Con pesar, ofrecí comprarle otro transistor a Alfonso. Pero ahí mi gente dio la talla: se le compró con el dinero del fondo comunitario.

¡Alfonso, qué buen chaval! No hemos vuelto a verlo. Se disgustaron Luisa y él, y se marchó de Córdoba. Por Luisa, que se cartea alguna vez con él, sabemos que sigue vivo y se encuentra bien.

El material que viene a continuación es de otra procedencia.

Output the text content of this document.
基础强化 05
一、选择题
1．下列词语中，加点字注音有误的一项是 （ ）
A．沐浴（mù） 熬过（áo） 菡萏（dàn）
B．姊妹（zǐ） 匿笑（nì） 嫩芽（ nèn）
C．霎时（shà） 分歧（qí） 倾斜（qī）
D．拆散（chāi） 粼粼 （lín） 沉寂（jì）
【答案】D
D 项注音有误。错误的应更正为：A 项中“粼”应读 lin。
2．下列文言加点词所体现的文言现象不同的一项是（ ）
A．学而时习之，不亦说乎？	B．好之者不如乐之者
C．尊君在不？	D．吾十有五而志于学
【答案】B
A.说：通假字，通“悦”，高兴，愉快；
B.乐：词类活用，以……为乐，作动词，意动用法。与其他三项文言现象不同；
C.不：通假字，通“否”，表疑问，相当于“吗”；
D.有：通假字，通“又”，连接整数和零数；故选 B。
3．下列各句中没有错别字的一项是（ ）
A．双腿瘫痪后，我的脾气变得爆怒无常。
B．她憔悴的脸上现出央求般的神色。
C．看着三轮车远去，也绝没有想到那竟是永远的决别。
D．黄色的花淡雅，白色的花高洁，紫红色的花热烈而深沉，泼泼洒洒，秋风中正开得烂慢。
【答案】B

Ya es algo en los tiempos que corren.

domingo, 18 de octubre de 2020

¿Qué hay de comer?

Era ésta una pregunta muy habitual, acaso la más desesperada, cuando llegaba uno al piso que se comía las piedras. "¿A quién le toca hoy la comida?" "A Vicente -contestaba Fraski-, pero se ha entretenido con los dibujos animados". ¡La madre que lo parió! A Vicente, claro. Yo tampoco podía alardear mucho porque cuando tocaba mi turno siempre les hacía lo mismo: arroz a la cubana. Lo menos complicado. El plato estrella de Vicente era el cocido. Tampoco es que su cocido tuviera mucha elaboración: cogía todos los ingredientes y los echaba a la olla expréss, y venga a dar vueltas la dichosa valvulita disparando humaradas. Lo que más gracia nos hacía de sus cocidos era que echaba el pollo enterito, con su cabeza, su cresta, sus patas... Tal como se lo daban en la tienda... Tiempos.

Hace una semana, escuché de refilón en la tele que el jurado de Masterchef proponía a los concursantes la elaboración de unos platos sencillos utilizando para ello solo aquellos ingredientes comunes en los llamados "pisos de estudiantes". Y este apunte me ha dado pie a preparar otra pequeña saga de artículos cuyo protagonismo va a ser mi experiencia culinaria, o de otro orden, en mi dilatada vida de estudiante universitario. Como sabéis, la carrera de medicina era de seis años. Mi beca salario me hubiese dado de sobra para vivir plácidamente en la Residencia Universitaria de CajaSur, al lado de la Facultad. Pero ese dinero hacía más falta en casa de mis padres, y, además, me hubiese privado de una experiencia única: la difícil y formativa convivencia con compañeros de fatigas. Mis primeros cuatro años de carrera los viví en pisos de estudiantes, cada año, uno distinto. Los cursos quinto y sexto, ya casado, los vivimos la Peque y yo en un piso de alquiler que, a la postre, se comportó casi igual que uno de estudiantes. Al tiempo.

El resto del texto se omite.